Ma chi da' la propria vita per la vita altrui, non muore mai"
Questa è la frase più significativa pronunciata da Antonio Martino, Ministro della difesa in occasione dell'anniversario dei tragici fatti di Bagdad.
Il 4 marzo 2005 moriva in Iraq Nicola Calipari. Calabrese (era nato a Reggio cinquanta anni prima) inizia la sua carriera in Polizia nel 1979; capo della Squadra mobile di Cosenza negli anni '80, si trasferì a Roma dove lavorò alla Squadra narcotici e poi alla Sezione criminalità organizzata. Investigatore di prim'ordine si distinse in indagini contro la malavita e le associazioni mafiose che imperversavano nella capitale. Passato alla Criminalpol e poi al servizio centrale operativo (Sco), dirigente dell'ufficio stranieri della questura di Roma, da un anno era vice direttore operativo del Sismi.

Quando scoppiò la "grana Iraq" Nicola Caliparì fu posto al comando delle operazioni di intelligence e per la liberazione degli ostaggi italiani; fu mediatore, tra l'altro, nelle trattative felicemente concluse per la liberazione di Simona Pari e Simona Torretta.

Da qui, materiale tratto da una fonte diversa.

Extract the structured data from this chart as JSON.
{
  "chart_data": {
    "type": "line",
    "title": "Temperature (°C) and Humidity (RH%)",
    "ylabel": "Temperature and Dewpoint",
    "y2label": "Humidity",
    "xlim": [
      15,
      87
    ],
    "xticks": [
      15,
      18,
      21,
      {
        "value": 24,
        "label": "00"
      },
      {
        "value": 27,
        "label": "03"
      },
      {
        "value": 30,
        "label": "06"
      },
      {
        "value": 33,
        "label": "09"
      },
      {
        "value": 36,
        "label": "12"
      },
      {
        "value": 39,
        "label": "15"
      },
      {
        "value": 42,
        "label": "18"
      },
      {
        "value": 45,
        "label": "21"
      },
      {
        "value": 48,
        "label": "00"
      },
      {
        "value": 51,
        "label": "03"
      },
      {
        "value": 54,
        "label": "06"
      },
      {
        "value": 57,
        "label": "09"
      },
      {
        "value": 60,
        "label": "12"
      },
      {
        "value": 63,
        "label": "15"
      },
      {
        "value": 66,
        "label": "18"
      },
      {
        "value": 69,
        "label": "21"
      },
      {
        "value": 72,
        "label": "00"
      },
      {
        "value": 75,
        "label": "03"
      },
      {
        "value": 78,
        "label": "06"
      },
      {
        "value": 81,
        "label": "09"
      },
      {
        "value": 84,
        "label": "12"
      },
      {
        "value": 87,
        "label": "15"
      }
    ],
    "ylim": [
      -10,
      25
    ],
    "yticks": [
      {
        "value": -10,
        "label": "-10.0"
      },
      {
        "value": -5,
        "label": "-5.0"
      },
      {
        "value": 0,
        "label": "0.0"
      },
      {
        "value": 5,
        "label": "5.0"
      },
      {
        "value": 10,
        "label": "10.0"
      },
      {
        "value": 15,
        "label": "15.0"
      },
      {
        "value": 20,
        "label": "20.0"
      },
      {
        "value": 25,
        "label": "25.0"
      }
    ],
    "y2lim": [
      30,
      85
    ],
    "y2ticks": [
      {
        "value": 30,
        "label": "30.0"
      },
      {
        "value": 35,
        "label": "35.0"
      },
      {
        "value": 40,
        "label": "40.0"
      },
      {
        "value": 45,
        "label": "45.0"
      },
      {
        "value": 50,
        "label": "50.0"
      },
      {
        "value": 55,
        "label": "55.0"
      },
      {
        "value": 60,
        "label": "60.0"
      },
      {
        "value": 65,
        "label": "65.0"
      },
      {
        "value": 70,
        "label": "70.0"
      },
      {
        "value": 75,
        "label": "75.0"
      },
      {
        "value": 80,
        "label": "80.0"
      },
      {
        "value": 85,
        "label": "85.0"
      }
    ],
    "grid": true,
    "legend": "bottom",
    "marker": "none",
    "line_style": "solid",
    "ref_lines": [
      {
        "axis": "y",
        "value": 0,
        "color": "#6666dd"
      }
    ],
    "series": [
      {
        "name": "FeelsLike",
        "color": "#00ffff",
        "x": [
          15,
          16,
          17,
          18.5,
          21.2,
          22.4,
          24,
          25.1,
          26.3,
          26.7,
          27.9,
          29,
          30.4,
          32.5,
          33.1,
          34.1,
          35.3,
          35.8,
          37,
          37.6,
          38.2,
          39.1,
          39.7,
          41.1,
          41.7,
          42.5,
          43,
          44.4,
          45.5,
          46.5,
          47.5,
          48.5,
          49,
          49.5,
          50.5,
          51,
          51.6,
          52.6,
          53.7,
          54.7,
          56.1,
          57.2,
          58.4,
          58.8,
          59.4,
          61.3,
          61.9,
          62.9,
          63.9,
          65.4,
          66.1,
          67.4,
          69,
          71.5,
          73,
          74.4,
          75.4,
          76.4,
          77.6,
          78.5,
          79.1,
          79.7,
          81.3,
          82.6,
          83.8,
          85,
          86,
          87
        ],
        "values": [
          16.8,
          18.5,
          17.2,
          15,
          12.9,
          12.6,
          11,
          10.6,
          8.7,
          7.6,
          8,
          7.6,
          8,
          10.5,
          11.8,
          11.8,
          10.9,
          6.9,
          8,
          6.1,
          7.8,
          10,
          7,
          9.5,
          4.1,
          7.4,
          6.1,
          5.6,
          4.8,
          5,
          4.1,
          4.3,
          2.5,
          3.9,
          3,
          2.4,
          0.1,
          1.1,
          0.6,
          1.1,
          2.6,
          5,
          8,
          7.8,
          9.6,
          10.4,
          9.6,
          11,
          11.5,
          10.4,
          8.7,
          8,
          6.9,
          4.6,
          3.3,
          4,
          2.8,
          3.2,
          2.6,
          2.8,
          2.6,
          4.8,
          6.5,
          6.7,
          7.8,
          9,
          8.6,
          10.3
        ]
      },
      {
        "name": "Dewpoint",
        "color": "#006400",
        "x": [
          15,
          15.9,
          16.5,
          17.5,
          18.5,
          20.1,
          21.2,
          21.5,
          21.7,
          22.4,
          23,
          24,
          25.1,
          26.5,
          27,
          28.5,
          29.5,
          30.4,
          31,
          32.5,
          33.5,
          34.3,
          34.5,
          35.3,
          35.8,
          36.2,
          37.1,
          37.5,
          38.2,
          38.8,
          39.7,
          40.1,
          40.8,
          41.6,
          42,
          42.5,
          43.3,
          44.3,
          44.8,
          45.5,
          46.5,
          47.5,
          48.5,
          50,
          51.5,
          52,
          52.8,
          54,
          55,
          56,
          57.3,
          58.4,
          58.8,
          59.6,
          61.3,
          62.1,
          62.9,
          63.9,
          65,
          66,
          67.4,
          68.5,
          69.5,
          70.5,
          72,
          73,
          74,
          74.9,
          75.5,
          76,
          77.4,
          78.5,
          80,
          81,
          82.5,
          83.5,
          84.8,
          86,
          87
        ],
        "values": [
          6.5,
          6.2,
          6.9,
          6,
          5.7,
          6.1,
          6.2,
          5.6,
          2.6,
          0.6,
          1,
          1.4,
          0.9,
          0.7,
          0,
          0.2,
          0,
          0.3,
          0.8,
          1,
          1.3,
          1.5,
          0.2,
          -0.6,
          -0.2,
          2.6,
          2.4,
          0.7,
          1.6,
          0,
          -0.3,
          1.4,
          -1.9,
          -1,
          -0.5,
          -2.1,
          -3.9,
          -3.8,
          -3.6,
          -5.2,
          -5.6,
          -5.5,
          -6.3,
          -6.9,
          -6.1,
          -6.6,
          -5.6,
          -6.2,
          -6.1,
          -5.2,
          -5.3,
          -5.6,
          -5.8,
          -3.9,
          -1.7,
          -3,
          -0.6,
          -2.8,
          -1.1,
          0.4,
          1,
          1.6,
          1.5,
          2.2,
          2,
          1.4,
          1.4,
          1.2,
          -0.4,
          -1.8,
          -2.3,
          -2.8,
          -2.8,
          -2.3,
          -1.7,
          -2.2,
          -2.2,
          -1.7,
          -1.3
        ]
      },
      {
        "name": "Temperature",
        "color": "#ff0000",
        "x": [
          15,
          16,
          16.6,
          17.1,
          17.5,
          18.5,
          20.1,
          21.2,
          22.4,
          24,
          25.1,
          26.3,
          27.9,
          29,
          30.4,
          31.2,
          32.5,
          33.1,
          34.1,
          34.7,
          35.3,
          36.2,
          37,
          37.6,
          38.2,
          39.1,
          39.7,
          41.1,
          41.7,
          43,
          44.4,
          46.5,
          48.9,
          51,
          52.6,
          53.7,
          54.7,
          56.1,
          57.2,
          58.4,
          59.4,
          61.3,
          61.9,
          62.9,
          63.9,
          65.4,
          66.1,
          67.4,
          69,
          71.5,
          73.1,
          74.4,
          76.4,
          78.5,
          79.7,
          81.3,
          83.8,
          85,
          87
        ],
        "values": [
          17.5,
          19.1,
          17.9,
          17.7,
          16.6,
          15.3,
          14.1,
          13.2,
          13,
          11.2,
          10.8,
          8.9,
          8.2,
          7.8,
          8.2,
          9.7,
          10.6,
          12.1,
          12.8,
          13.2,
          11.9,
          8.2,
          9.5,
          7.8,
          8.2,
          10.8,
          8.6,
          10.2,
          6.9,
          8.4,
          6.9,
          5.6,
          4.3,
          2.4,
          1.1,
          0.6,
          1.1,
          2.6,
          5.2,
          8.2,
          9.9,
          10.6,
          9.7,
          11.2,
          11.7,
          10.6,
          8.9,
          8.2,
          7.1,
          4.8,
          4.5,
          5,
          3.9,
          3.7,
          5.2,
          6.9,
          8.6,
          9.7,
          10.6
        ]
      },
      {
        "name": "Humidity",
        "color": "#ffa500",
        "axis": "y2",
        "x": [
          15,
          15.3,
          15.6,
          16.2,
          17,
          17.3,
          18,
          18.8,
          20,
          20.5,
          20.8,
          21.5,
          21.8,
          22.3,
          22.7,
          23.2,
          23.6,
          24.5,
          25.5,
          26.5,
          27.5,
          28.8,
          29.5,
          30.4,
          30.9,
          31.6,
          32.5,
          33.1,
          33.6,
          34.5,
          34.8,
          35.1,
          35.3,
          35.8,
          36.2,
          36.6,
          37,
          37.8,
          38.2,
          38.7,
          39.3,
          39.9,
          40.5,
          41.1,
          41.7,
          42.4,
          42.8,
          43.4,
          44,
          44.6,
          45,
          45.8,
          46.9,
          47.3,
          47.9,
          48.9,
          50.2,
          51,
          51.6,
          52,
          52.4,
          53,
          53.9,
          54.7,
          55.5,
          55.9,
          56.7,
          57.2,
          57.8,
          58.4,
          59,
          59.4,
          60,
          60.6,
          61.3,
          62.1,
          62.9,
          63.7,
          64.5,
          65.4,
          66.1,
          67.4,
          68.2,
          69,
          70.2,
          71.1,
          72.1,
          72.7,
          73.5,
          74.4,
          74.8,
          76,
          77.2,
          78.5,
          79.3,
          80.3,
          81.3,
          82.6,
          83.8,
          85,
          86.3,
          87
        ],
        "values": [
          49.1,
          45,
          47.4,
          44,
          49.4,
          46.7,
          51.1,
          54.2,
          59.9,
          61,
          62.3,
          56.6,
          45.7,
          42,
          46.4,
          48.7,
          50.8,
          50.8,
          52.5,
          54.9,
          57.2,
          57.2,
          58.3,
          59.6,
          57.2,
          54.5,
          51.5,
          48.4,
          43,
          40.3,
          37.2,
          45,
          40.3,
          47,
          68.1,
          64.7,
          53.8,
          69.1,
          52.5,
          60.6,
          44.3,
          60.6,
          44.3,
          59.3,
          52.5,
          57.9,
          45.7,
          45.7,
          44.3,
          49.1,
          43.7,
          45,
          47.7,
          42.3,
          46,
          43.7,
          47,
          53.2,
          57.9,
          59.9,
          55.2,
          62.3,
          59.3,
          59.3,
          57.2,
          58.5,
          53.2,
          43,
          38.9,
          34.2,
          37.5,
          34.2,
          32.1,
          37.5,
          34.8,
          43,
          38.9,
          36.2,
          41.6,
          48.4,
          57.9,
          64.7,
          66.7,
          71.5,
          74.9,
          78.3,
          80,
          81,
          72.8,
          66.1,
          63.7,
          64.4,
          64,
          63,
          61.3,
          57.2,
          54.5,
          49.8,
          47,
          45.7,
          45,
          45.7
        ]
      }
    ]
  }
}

Nell'occasione della sua morte Calipari era a Bagdad in macchina con la giornalista Giuliana Sgrena, appena liberata dai guerriglieri iracheni, con cui aveva trattato il rilascio per conto del Governo italiano. Venne ucciso dal "fuoco amico", da soldati americani in circostanze ancora non del tutto chiarite, nei pressi dell'aeroporto di Bagdad.
Tra i tanti riconoscimenti ricordiamo i più significativi tributati dalla sua terra: una sala del Palazzo del Consiglio Regionale della Calabria a Reggio Calabria è stata intitolata in sua memoria, denominata appunto "Sala Calipari". Il comune di Crotone ha previsto nella nuova toponomastica l'intitolazione di una traversa di Viale Gallucci (zona Prefettura). Alla sua memoria è stato consegnato alla vedova il Premio Siberene (edizione 2005), un prestigioso riconoscimento assegnato a personalità che hanno illustrato la Calabria con la loro azione e i loro meriti.